There are several findings in this paper. First, the impact of minimum wage hikes on output prices (more precisely, on the FAFH CPI) is substantially smaller than previously reported. Whereas the commonly accepted elasticity of prices to minimum wage changes is 0.07, we find a value almost half of that, 0.036. Importantly, the value we found, 0.036, falls far short of what would be expected if low-wage labor markets are perfectly competitive. Second, increases in prices following minimum wage hikes generally occur in the month the minimum wage hike is implemented (and not in the month before or the month after). Previous research has reported notable increases in prices the month before and the month after, but we present evidence that such a finding was likely an artifact of interpolation.

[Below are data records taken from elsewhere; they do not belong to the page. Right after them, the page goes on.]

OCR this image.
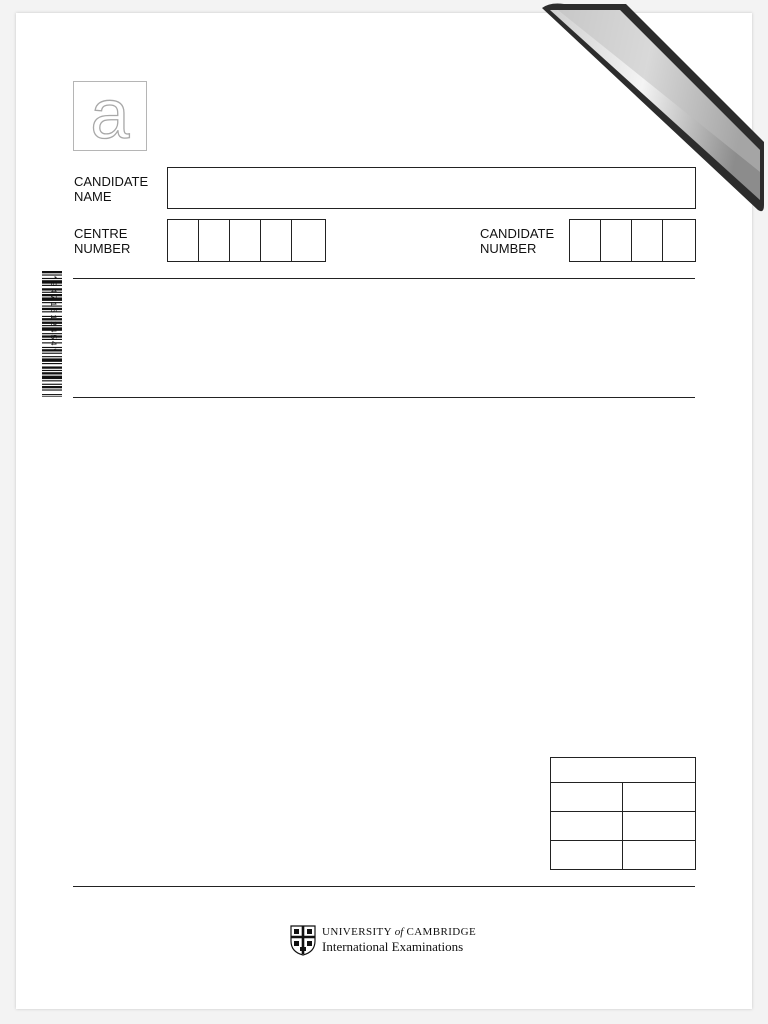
a
CANDIDATE
NAME
CENTRE
NUMBER
CANDIDATE
NUMBER
*9471512454*
UNIVERSITY of CAMBRIDGE
International Examinations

Third, the effects of federal, state, and city minimum wages on prices are not necessarily the same: the size of the effect, along with when the price effect occurs, can potentially change for these different types of minimum wage policies. Fourth, small minimum wage hikes do not lead to higher prices, and they might actually lead to lower prices. On the other hand, large minimum wage hikes have clear positive effects on output prices. Such a finding about the different effect of small and of large minimum wage hikes is consistent with the claim that lowwage labor markets are monopsonistically competitive. If such labor markets are indeed monopsonistically competitive, then small increases in minimum wages might lead to increased employment. Our study of restaurant pricing, then, indirectly addresses one of the more contentious issues associated with the employment impact of minimum wage hikes. Fifth, we find no evidence suggesting that exit of restaurants fleeing state minimum wage hikes is large enough to affect output prices.
Finally, we find evidence that the particulars of a minimum wage policy (indexed, oneshot, scheduled) might affect how price changes occur within the relevant area. These results can be used to design future minimum wage policies that best temper the pass-through effect.